You can tell who is commuting, but it's particularly surprising how little use there is by subscribers on weekends.

or "What is the distribution of rides by day? and how is this affected by the weather?" 



(Weather data obtained from the NOAA NCDC. Precipitation totals are from O'Hare, while daily high temperatures are from Adler Planetarium)

What I think is more interesting than cumulative totals, though, is trying to see exactly where the Divvy bikes are used. But the Divvy bikes presumably don't have tracking devices, and we're stuck with only information about when and where a bike is taken and returned. But this still tells us something more than just resorting to putting straight tie lines between points.

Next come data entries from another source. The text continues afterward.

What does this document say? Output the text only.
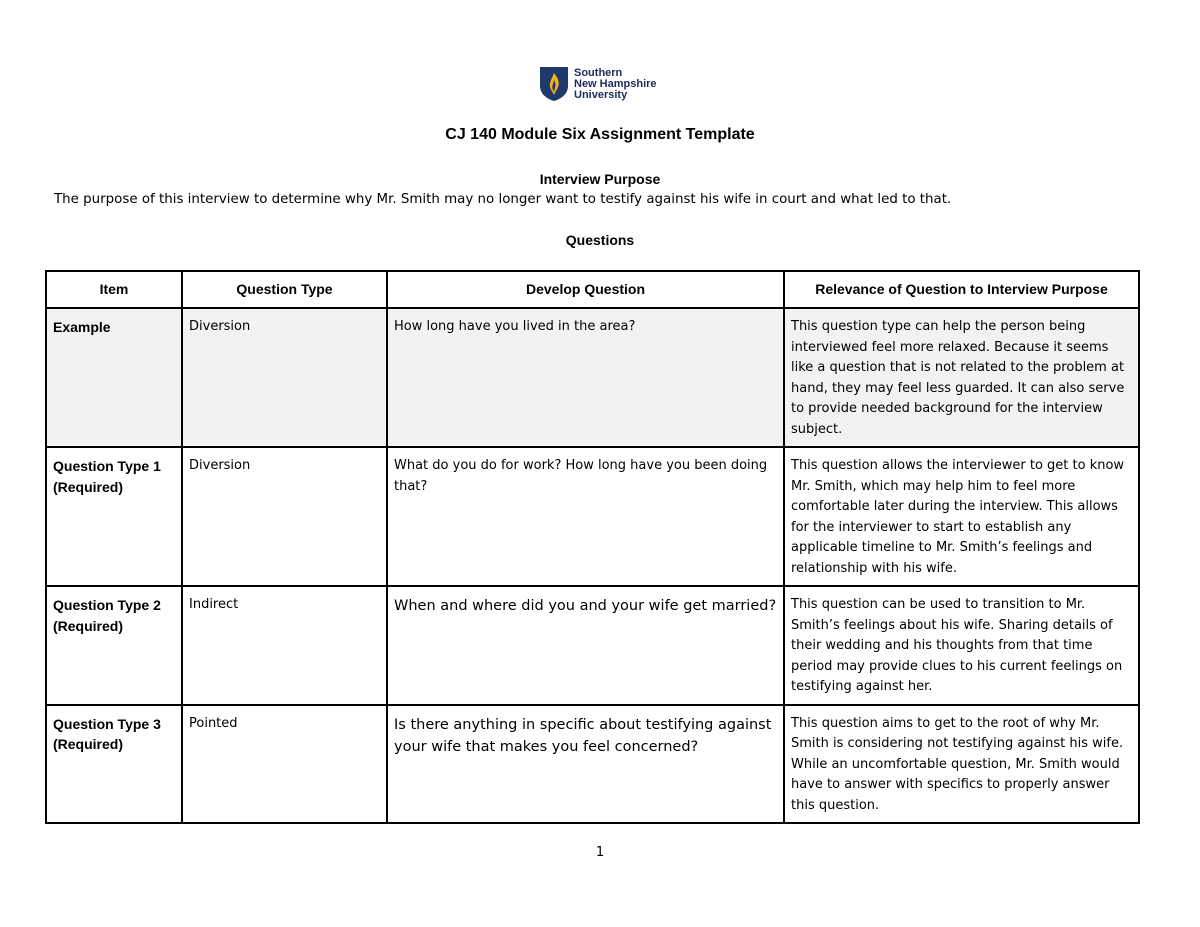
Southern
New Hampshire
University
CJ 140 Module Six Assignment Template
Interview Purpose
The purpose of this interview to determine why Mr. Smith may no longer want to testify against his wife in court and what led to that.
Questions
Item	Question Type	Develop Question	Relevance of Question to Interview Purpose
Example	Diversion	How long have you lived in the area?	This question type can help the person being interviewed feel more relaxed. Because it seems like a question that is not related to the problem at hand, they may feel less guarded. It can also serve to provide needed background for the interview subject.
Question Type 1 (Required)	Diversion	What do you do for work? How long have you been doing that?	This question allows the interviewer to get to know Mr. Smith, which may help him to feel more comfortable later during the interview. This allows for the interviewer to start to establish any applicable timeline to Mr. Smith’s feelings and relationship with his wife.
Question Type 2 (Required)	Indirect	When and where did you and your wife get married?	This question can be used to transition to Mr. Smith’s feelings about his wife. Sharing details of their wedding and his thoughts from that time period may provide clues to his current feelings on testifying against her.
Question Type 3 (Required)	Pointed	Is there anything in specific about testifying against your wife that makes you feel concerned?	This question aims to get to the root of why Mr. Smith is considering not testifying against his wife. While an uncomfortable question, Mr. Smith would have to answer with specifics to properly answer this question.
1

Let's presume a bike is travelling from point A to B in 10 minutes. We know that 2 minutes into the ride, it can't possibly be farther from point A than 2 minutes at a cycling pace. Likewise, we know that the bike must be returned to point B in 8 minutes, so it also couldn't be farther than 8 minutes away from point B. If we draw appropriately sized circles around each point (assuming a constant average cycling pace) the bike must be where the two circles overlap. The following image describes this process.



We can then repeat this process for every bike ride and animate it. I've also colored the overlap regions by the average direction of the ride, to allow us to more easily track where the regions are going between points. Regions are white if the bike is returned to the same location. Coloration is vector summed for regions which overlap. Transparency is also used relative to the size of the overlap regions to indicate the likelihood of a bike being in any given point. The results look like this:



We can further filter the rides shown by type of user.

Customers:

and Subscribers:

While the animations are neat, and some information can be gleaned, especially for the subscribers animation, the data can become rather overwhelming when a lot of regions overlap. To ease this problem in the above videos, only rides which lasted less than an hour had been used, as that complies with how Divvy bikes are intended to be used - rides of 30min or less.


This data can also be compiled into a heat map of where bikes go for any filtered set of rides, by 'exposing' our map just to the transparency data, without the color information.


So subscribers (in July) riding on weekdays between 7-9am looks like this:




And customers (in July) riding on Saturdays between 9-11am looks like this:



Another thing we can do is isolate a single bike by its bike id. Divvy Red was found in the data (bikeid: 1015 determined by unique ride count and corroborative evidence from the Twitter account) and could be tracked in a similar fashion. Geo- and time-tagged images tweeted with the #DivvyRed tag could be used to give further context for where the promotional bike had been. Work on this is ongoing.

Another animation which can be made is one for station usage. Here, a blue dot is placed on each station location. A two-hour running total of bikes entering and leaving is kept for each station. If bikes are used, the blue dot is changed to a pie chart, whose size is determined by the total number of bikes entering or leaving, with the red portion relating the number of bikes entering, and green the number of bikes leaving. This data set takes 30min steps between frames, and runs through the duration of the entire data set for all rides.




What is interesting to note is that toward the beginning of the data set, few of the stations are used - which could relate to the visibility of the Divvy program, or the number of stations that had been deployed at the time. Some of these stations, especially ones outside of the Loop and Streeterville, like those on Ashland or Milwaukee, are still used quite a bit more than neighboring stations on less trafficked streets.